Deputado evangélico vai para a suplência e bancada reage

iG Minas Gerais |

Deputado Sóstenes Cavalcante conta com os evangélicos
Reprodução / Facebook
Deputado Sóstenes Cavalcante conta com os evangélicos

Brasília. Numa tentativa de evitar uma candidatura alternativa para o comando da Comissão de Direitos Humanos na Câmara, o PSD anunciou nesta quinta a troca da indicação do deputado Sóstenes Cavalcante (PSD-RJ), que postulava a presidência do colegiado. O PSD decidiu tirar o deputado da titularidade da comissão e o transferir para a suplência, o que o impede de disputar a chefia da comissão.

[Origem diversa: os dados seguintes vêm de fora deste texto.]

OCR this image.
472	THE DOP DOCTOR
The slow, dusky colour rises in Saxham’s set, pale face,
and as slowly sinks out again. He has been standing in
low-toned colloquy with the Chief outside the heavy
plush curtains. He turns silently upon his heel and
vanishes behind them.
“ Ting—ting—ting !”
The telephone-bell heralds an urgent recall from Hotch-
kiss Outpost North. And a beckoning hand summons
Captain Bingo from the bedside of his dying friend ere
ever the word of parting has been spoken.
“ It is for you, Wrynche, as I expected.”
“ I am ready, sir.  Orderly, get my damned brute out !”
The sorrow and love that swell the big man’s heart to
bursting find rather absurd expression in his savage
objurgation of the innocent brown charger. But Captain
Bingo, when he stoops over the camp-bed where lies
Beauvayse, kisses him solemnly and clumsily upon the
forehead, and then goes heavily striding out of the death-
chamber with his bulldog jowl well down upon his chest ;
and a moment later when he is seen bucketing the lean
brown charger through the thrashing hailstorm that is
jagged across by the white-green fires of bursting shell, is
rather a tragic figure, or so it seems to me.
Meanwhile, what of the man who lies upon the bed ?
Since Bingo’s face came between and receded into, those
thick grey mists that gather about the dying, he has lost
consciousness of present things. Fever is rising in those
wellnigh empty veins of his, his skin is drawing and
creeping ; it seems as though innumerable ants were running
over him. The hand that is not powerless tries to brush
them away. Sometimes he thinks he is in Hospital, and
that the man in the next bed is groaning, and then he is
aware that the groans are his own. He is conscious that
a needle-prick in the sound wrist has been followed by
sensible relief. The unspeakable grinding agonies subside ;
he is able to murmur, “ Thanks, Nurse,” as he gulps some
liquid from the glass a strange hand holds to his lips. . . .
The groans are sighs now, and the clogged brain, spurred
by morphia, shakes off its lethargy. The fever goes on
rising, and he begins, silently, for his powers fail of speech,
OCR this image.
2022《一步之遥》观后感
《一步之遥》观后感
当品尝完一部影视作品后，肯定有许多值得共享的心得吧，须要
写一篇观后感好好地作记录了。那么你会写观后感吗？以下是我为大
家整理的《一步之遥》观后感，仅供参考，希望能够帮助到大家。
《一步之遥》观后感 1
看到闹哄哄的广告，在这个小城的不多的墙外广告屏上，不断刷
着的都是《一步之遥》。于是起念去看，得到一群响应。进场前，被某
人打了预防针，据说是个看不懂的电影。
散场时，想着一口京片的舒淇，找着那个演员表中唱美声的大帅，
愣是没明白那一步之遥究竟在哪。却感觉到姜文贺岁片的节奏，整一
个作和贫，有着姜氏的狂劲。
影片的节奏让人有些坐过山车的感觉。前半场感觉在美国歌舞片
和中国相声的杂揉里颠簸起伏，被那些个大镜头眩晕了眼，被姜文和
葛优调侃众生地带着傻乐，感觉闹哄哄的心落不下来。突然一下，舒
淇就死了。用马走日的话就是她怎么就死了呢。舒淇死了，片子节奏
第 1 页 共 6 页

Aliado do pastor Silas Malafaia e pastor da Assembleia de Deus, Sóstenes teve sua candidatura articulada pela bancada evangélica e para tentar derrotar o PT. Pelo acordo de líderes que dividiu o comando das comissões da Casa entre os partidos, caberia a um petista a de Direitos Humanos. A legenda indicou o deputado Paulo Pimenta (PT-RS) para o posto.

Para não configurar a quebra de acordo, o PSD sugeriu que Sóstenes seja indicado como relator do polêmico Estatuto da Família, projeto que define família apenas como união entre homem e mulher e que, na prática, pode proibir a adoção de crianças por casais gays.

Integrantes da bancada dos religiosos, no entanto, ainda articulam alternativas para tentar dar fôlego à candidatura de Sóstenes. O deputado Jair Bolsonaro (PP-RJ) telefonou para o pastor e disse que estaria disposto a ceder sua vaga de titular para o colega.

Antes da decisão do PSD, Cavalcante disse que queria ser presidente da CDH com uma postura diferente de Marco Feliciano. Quero ser árbitro dos dois extremos qu existem na comissão e trazer para o diálogo”.